|If you want fans, give them a nice |
cup of coffee.
Wait, have I missed the point?
By Charlie Stroe
Professor Henry Jenkins literally wrote the book on fan cultures and the power of the fan. He was one of the first academics to address the importance of fans, not just for the success of the media products they love, but for setting collective intelligence and social participation in motion. His theory is relevant to the realms of Star Wars and video games, but also applies to the thorny field of marketing.
Nutella vs. Nutella
The importance of collaboration between a brand and its audience becomes most evident when the relationship fails miserably. This is exactly the case of Nutella and their fan who initiated World Nutella Day.
Earlier this year, Italian company Ferrero, the makers of Nutella, served their most loyal fan with a cease-and-desist letter. Nutty chocolate spread lover, Sara Rosso is the founder of the international day, which has been celebrated on February 5 for the last seven years. In May 2013, however, Sara was asked by Ferrero to put an end to the chocolate festivities.
Nutella, we like you, but you were nuts to do so
Since its founding, World Nutella Day had accumulated nearly 40,000 likes for the official Facebook page and more than 6,500 Twitter followers. According to Rosso, the official website and the social media accounts were created without the manufacturer's permission.

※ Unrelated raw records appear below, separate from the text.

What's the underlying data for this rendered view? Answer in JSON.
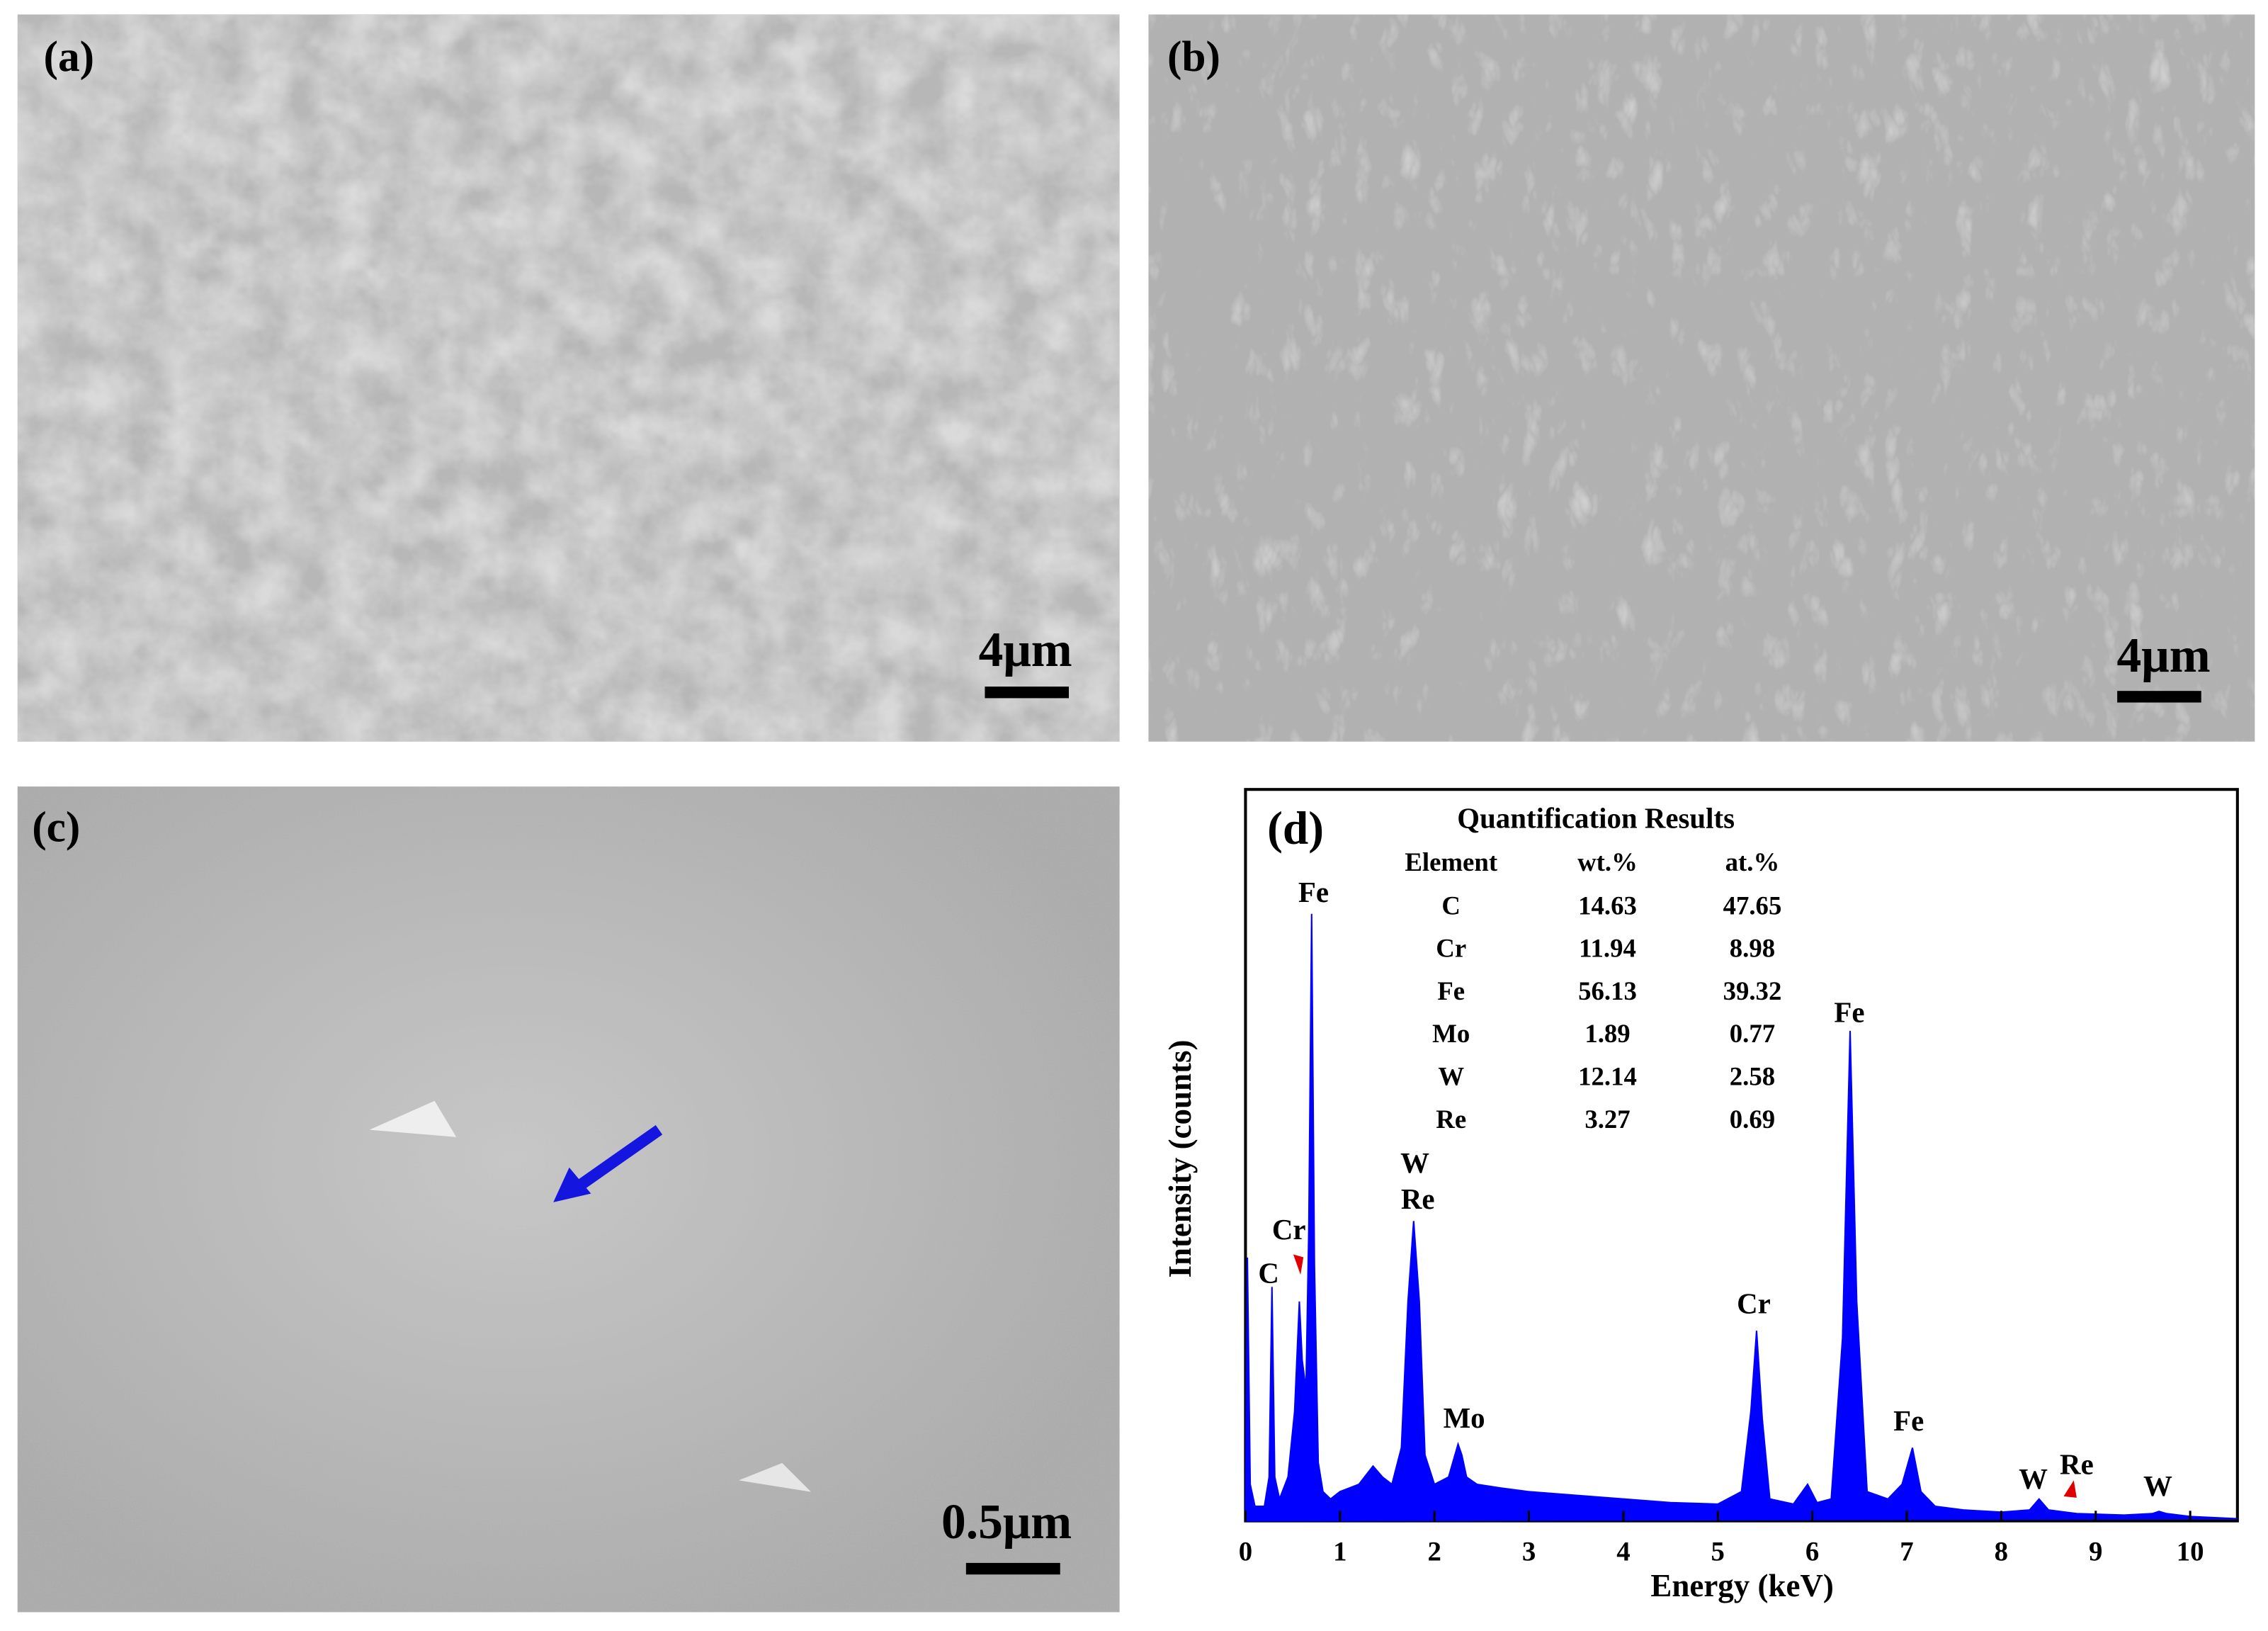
{
  "panels": [
    {
      "label": "(a)",
      "scale_bar": "4μm"
    },
    {
      "label": "(b)",
      "scale_bar": "4μm"
    },
    {
      "label": "(c)",
      "scale_bar": "0.5μm"
    }
  ],
  "chart_data": {
    "type": "area",
    "panel_label": "(d)",
    "x_label": "Energy (keV)",
    "y_label": "Intensity (counts)",
    "color": "#0000ff",
    "x": [
      0,
      0.02,
      0.05,
      0.1,
      0.2,
      0.25,
      0.28,
      0.31,
      0.36,
      0.45,
      0.52,
      0.57,
      0.6,
      0.64,
      0.67,
      0.7,
      0.73,
      0.77,
      0.82,
      0.9,
      1.0,
      1.2,
      1.35,
      1.45,
      1.55,
      1.65,
      1.72,
      1.78,
      1.84,
      1.9,
      2.0,
      2.15,
      2.25,
      2.29,
      2.34,
      2.45,
      2.7,
      3.0,
      3.5,
      4.0,
      4.5,
      5.0,
      5.25,
      5.35,
      5.41,
      5.47,
      5.55,
      5.8,
      5.95,
      6.05,
      6.2,
      6.32,
      6.4,
      6.47,
      6.58,
      6.8,
      6.95,
      7.06,
      7.15,
      7.3,
      7.6,
      8.0,
      8.3,
      8.4,
      8.5,
      8.8,
      9.3,
      9.6,
      9.67,
      9.75,
      10.0,
      10.5
    ],
    "values": [
      0,
      36,
      5,
      2,
      2,
      6,
      32,
      6,
      3,
      6,
      15,
      30,
      22,
      18,
      40,
      83,
      35,
      8,
      4,
      3,
      4,
      5,
      7.5,
      6,
      5,
      10,
      30,
      41,
      30,
      9,
      5,
      6,
      10.5,
      9,
      6,
      5,
      4.5,
      4,
      3.5,
      3,
      2.5,
      2.3,
      4,
      15,
      26,
      14,
      3,
      2.3,
      5,
      2.5,
      3,
      25,
      67,
      30,
      4,
      3,
      5,
      10,
      4,
      2,
      1.5,
      1.2,
      1.5,
      3,
      1.5,
      1,
      0.8,
      1,
      1.3,
      1,
      0.6,
      0.3
    ],
    "xlim": [
      0,
      10.5
    ],
    "ylim": [
      0,
      100
    ],
    "xticks": [
      0,
      1,
      2,
      3,
      4,
      5,
      6,
      7,
      8,
      9,
      10
    ],
    "peak_labels": [
      "Fe",
      "Cr",
      "C",
      "W",
      "Re",
      "Mo",
      "Cr",
      "Fe",
      "Fe",
      "W",
      "Re",
      "W"
    ],
    "table": {
      "title": "Quantification Results",
      "header": [
        "Element",
        "wt.%",
        "at.%"
      ],
      "rows": [
        [
          "C",
          "14.63",
          "47.65"
        ],
        [
          "Cr",
          "11.94",
          "8.98"
        ],
        [
          "Fe",
          "56.13",
          "39.32"
        ],
        [
          "Mo",
          "1.89",
          "0.77"
        ],
        [
          "W",
          "12.14",
          "2.58"
        ],
        [
          "Re",
          "3.27",
          "0.69"
        ]
      ]
    }
  }
}
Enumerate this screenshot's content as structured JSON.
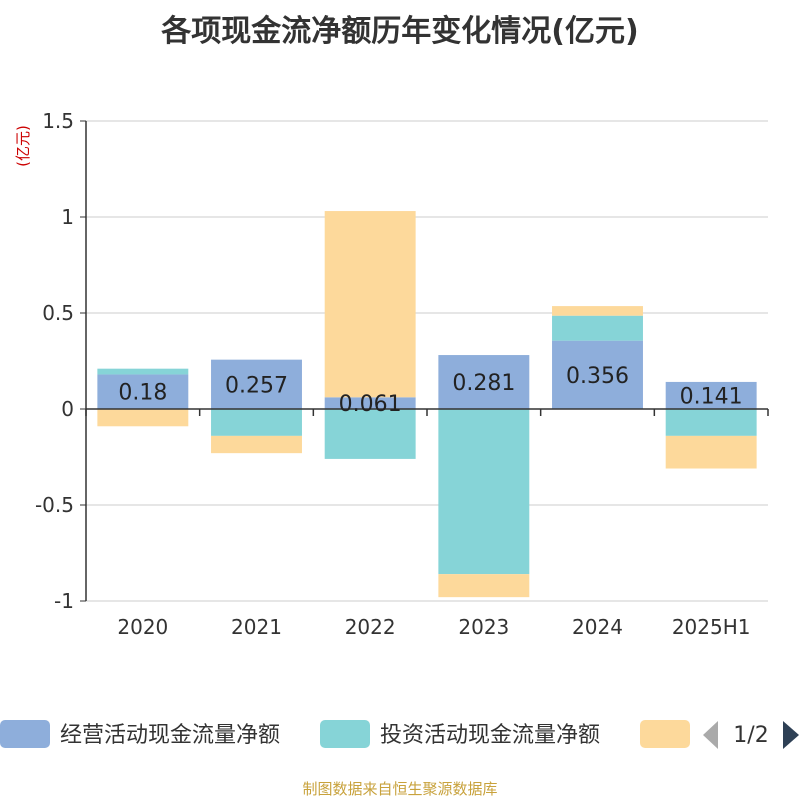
{
  "chart_data": {
    "type": "bar",
    "stacked": true,
    "title": "各项现金流净额历年变化情况(亿元)",
    "ylabel": "(亿元)",
    "categories": [
      "2020",
      "2021",
      "2022",
      "2023",
      "2024",
      "2025H1"
    ],
    "ylim": [
      -1,
      1.5
    ],
    "yticks": [
      1.5,
      1,
      0.5,
      0,
      -0.5,
      -1
    ],
    "ytick_labels": [
      "1.5",
      "1",
      "0.5",
      "0",
      "-0.5",
      "-1"
    ],
    "grid": true,
    "legend_position": "bottom",
    "series": [
      {
        "name": "经营活动现金流量净额",
        "color": "#8eaedb",
        "values": [
          0.18,
          0.257,
          0.061,
          0.281,
          0.356,
          0.141
        ],
        "labels": [
          "0.18",
          "0.257",
          "0.061",
          "0.281",
          "0.356",
          "0.141"
        ]
      },
      {
        "name": "投资活动现金流量净额",
        "color": "#86d4d7",
        "values": [
          0.03,
          -0.14,
          -0.26,
          -0.86,
          0.13,
          -0.14
        ]
      },
      {
        "name": "",
        "color": "#fdd99b",
        "values": [
          -0.09,
          -0.09,
          0.97,
          -0.12,
          0.05,
          -0.17
        ]
      }
    ]
  },
  "legend_pager": {
    "text": "1/2"
  },
  "footer": {
    "source": "制图数据来自恒生聚源数据库"
  }
}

Despite this, marketing 101 logic dictates that this initiative was nothing but positive for the brand, because it gave its fans a chance to share information and recipes using one of their favourite products, and celebrate its chocolatey goodness.
How many companies spend enormous budgets trying to stage such marketing stunts, and still fail? Nutella didn't have to lift a finger for it, but instead of riding the wave, it decided to make a big splash by taking action against its fans.
Let them eat Nutella
After rioting fans took to Facebook to express their anger, Ferrero announced that it had stopped action against World Nutella Day. It seems the process was initiated by a routine brand defence procedure, activated as a result of some misuse of the Nutella brand on the Facebook fan page. It would seem that, overwhelmed with negative feedback, Ferrero later contacted Sara Roso, and found the appropriate solution to keep nutelladay.com online.
The entire world rejoiced at the news, Nutella remained a household name and everyone lived happily ever after. Or did they? This unfortunate situation hasn't left a very deep scar on the Nutella brand, but it certainly demonstrated the growing importance of fans for companies and products.
The lesson to learn for any brand is that treating your fans well is a crucial aspect of a company's marketing, legal and general business strategy, because fans are the best brand ambassadors you'll ever find. And they do it simply because they love your product or company.
No brand defence procedure will ever justify action against its fans.